Summary: A two-part series on discovering what God would have us do while we wait for His return.
I want to begin this morning by asking you a question: do you know what you are supposed to be doing?
The question is simple enough—it’s a yes or no answer. But the implications of that answer range far beyond that.
Ask a little child what he or she wants to be when they grow up, and they’ll give you a bunch of ideas—a football play, a policeman, a model, a doctor. They know at an early age what they want to be doing. Yet, when they grow up, they become unsure—am I doing what I’m supposed to be doing?
It reminds me of a seminary student who was called on to fill a pulpit. And this student, he really wanted some honest critiquing, because he wasn’t sure he had the right stuff to be a pastor. So, before he began his sermon, he asked the congregation—“I want you to be honest with me and tell me what you thought of my sermon today.”
Well, he preached his sermon, and then went to the back to meet and greet everyone as they left. He asked the first person who came up to him, “Well, sir, what did you think.”
The man replied, “It stunk!” The seminary student, wanting serious advice, asked him, “In what way? Can you be specific?” The man answered him, “Well, there were three things wrong with it. First, you read it. Second, you read it poorly. Third, it wasn’t worth reading in the first place!”
There’s a man who got some hard advice as to what he should, or shouldn’t be doing. Do you know what you are supposed to be doing?
That question has stuck with me the past six months, as I have been very busy with classes at Baptist Bible Seminary, very busy at home with a newborn son and a wife who needs my help, and very busy with the church. Did I know what I was supposed to be doing? Often times, my life has felt like a juggling act, unsure of how to keep all of those balls floating in the air without hitting the ground.

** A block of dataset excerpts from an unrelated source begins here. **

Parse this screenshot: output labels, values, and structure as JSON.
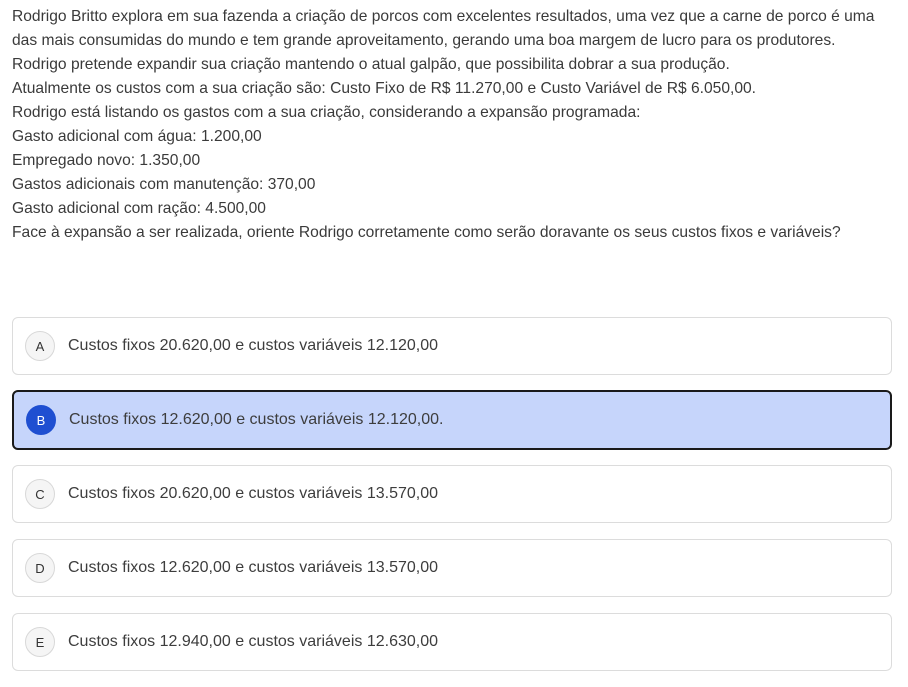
{
  "question": {
    "lines": [
      "Rodrigo Britto explora em sua fazenda a criação de porcos com excelentes resultados, uma vez que a carne de porco é uma das mais consumidas do mundo e tem grande aproveitamento, gerando uma boa margem de lucro para os produtores.",
      "Rodrigo pretende expandir sua criação mantendo o atual galpão, que possibilita dobrar a sua produção.",
      "Atualmente os custos com a sua criação são: Custo Fixo de R$ 11.270,00 e Custo Variável de R$ 6.050,00.",
      "Rodrigo está listando os gastos com a sua criação, considerando a expansão programada:",
      "Gasto adicional com água: 1.200,00",
      "Empregado novo: 1.350,00",
      "Gastos adicionais com manutenção: 370,00",
      "Gasto adicional com ração: 4.500,00",
      "Face à expansão a ser realizada, oriente Rodrigo corretamente como serão doravante os seus custos fixos e variáveis?"
    ]
  },
  "options": [
    {
      "letter": "A",
      "text": "Custos fixos 20.620,00 e custos variáveis 12.120,00",
      "selected": false
    },
    {
      "letter": "B",
      "text": "Custos fixos 12.620,00 e custos variáveis 12.120,00.",
      "selected": true
    },
    {
      "letter": "C",
      "text": "Custos fixos 20.620,00 e custos variáveis 13.570,00",
      "selected": false
    },
    {
      "letter": "D",
      "text": "Custos fixos 12.620,00 e custos variáveis 13.570,00",
      "selected": false
    },
    {
      "letter": "E",
      "text": "Custos fixos 12.940,00 e custos variáveis 12.630,00",
      "selected": false
    }
  ],
  "colors": {
    "selected_background": "#c6d5fb",
    "selected_badge": "#1f4fd1",
    "selected_border": "#1a1a1a"
  }
}
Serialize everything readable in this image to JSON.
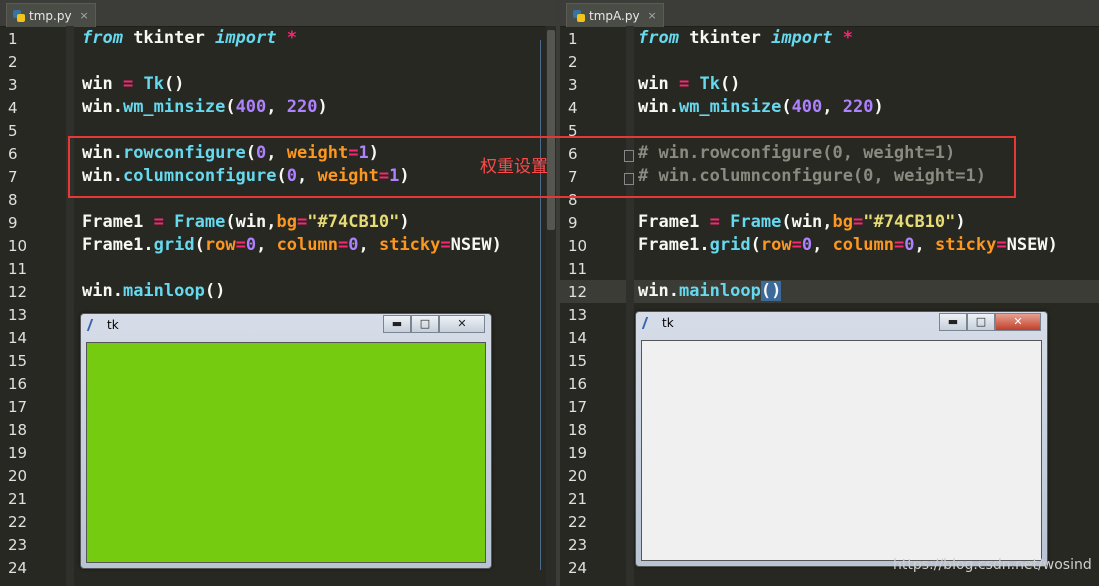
{
  "left_editor": {
    "tab": {
      "filename": "tmp.py",
      "close_glyph": "×"
    },
    "line_numbers": [
      "1",
      "2",
      "3",
      "4",
      "5",
      "6",
      "7",
      "8",
      "9",
      "10",
      "11",
      "12",
      "13",
      "14",
      "15",
      "16",
      "17",
      "18",
      "19",
      "20",
      "21",
      "22",
      "23",
      "24"
    ]
  },
  "right_editor": {
    "tab": {
      "filename": "tmpA.py",
      "close_glyph": "×"
    },
    "line_numbers": [
      "1",
      "2",
      "3",
      "4",
      "5",
      "6",
      "7",
      "8",
      "9",
      "10",
      "11",
      "12",
      "13",
      "14",
      "15",
      "16",
      "17",
      "18",
      "19",
      "20",
      "21",
      "22",
      "23",
      "24"
    ]
  },
  "tk_window_left": {
    "title": "tk",
    "buttons": [
      "▬",
      "□",
      "✕"
    ],
    "content_color": "#74CB10"
  },
  "tk_window_right": {
    "title": "tk",
    "buttons": [
      "▬",
      "□",
      "✕"
    ],
    "content_color": "#f0f0f0"
  },
  "annotation": {
    "label": "权重设置",
    "color": "#e53935"
  },
  "watermark": "https://blog.csdn.net/wosind",
  "theme": {
    "background": "#272822",
    "keyword": "#66d9ef",
    "operator": "#f92672",
    "number": "#ae81ff",
    "param": "#fd971f",
    "string": "#e6db74"
  }
}
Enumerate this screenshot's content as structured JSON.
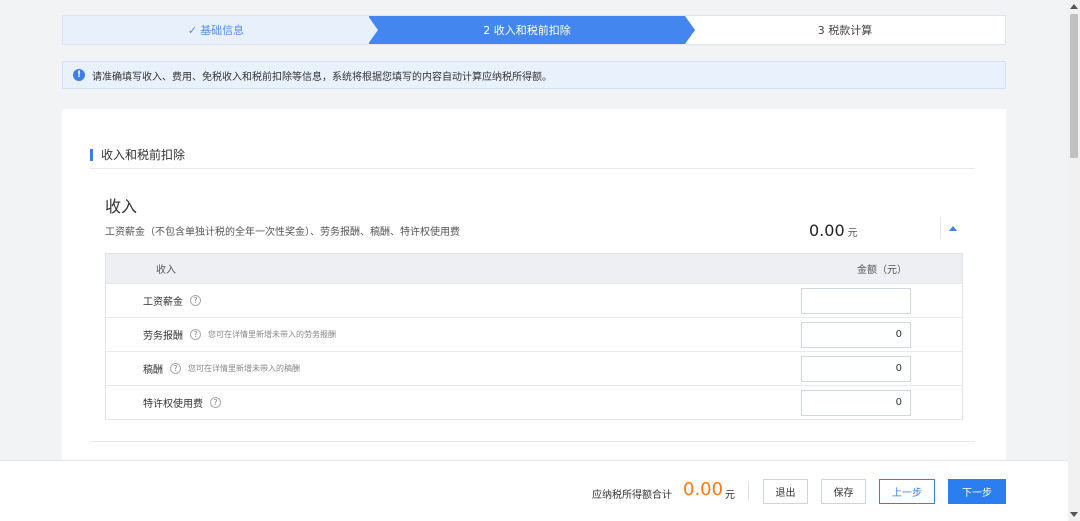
{
  "steps": [
    {
      "check": "✓",
      "label": "基础信息"
    },
    {
      "label": "2 收入和税前扣除"
    },
    {
      "label": "3 税款计算"
    }
  ],
  "notice": {
    "icon": "info-icon",
    "text": "请准确填写收入、费用、免税收入和税前扣除等信息，系统将根据您填写的内容自动计算应纳税所得额。"
  },
  "section": {
    "title": "收入和税前扣除"
  },
  "income": {
    "heading": "收入",
    "subline": "工资薪金（不包含单独计税的全年一次性奖金）、劳务报酬、稿酬、特许权使用费",
    "total": "0.00",
    "unit": "元",
    "table": {
      "headers": [
        "收入",
        "金额（元）"
      ],
      "rows": [
        {
          "label": "工资薪金",
          "hint": "",
          "value": ""
        },
        {
          "label": "劳务报酬",
          "hint": "您可在详情里新增未带入的劳务报酬",
          "value": "0"
        },
        {
          "label": "稿酬",
          "hint": "您可在详情里新增未带入的稿酬",
          "value": "0"
        },
        {
          "label": "特许权使用费",
          "hint": "",
          "value": "0"
        }
      ]
    }
  },
  "footer": {
    "sum_label": "应纳税所得额合计",
    "sum_value": "0.00",
    "sum_unit": "元",
    "buttons": {
      "exit": "退出",
      "save": "保存",
      "prev": "上一步",
      "next": "下一步"
    }
  },
  "colors": {
    "primary": "#2a7ef0",
    "accent": "#f57a1e",
    "step_active": "#4386f0"
  }
}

Have you ever felt that way? The pressures of life surrounding you, everything closing in, and you don’t know how to formulate a plan of attack? Everyone and everything clamoring for your attention, and nothing gets done?
This morning, we are going to look at a passage that will help us with what needs to get done. Before we get there, let me share with you my theme verses for the year—they are found in the book of Jude, verses 20-23, and I’ve put them in your notes.
20But you, dear friends, build yourselves up in your most holy faith and pray in the Holy Spirit. 21Keep yourselves in God’s love as you wait for the mercy of our Lord Jesus Christ to bring you to eternal life.
22Be merciful to those who doubt; 23snatch others from the fire and save them; to others show mercy, mixed with fear--hating even the clothing stained by corrupted flesh.
Focus in on verse 21—Keep yourselves in God’s love as you wait for the mercy of our Lord Jesus Christ to bring you to eternal life.
Today, we are beginning a two-part series on What to Do While Waiting. You know, God hasn’t just left you here on this earth to mope. God hasn’t left you on earth to catch every episode of Friends, or Star Trek. God hasn’t left you on earth to accumulate the most possessions you can store in an attic or basement.
I put this in your bulletin: God uses His people to accomplish His purpose in His time. I believe that with all my heart. And if you are here this morning, you are here for a reason. He wants to remind you of that fact, that he is using you to accomplish His purpose. The Bible tells us that he also predestined to be conformed to the likeness of his Son (Romans 8:29). God has a purpose and a plan for you while you are here on this earth.
The problem is, we get so wrapped up in the cares and concerns of this world, that we cannot find or focus on what it is he has for us. Some of you may not even care to find out what he has for you. Yet the Bible tells us, “let us throw off everything that hinders and the sin that so easily entangles, and let us run with perseverance the race marked out for us (Hebrews 12:1).” Sometimes we focus on the sin that so easily entangles, yet we forget that we are to throw off everything that hinders. Paul would write, “4No one serving as a soldier gets involved in civilian affairs--he wants to please his commanding officer (2 Timothy 2:4).” He would also write, “ “Everything is permissible"--but not everything is beneficial. "Everything is permissible"--but not everything is constructive (1 Corinthians 10:23).”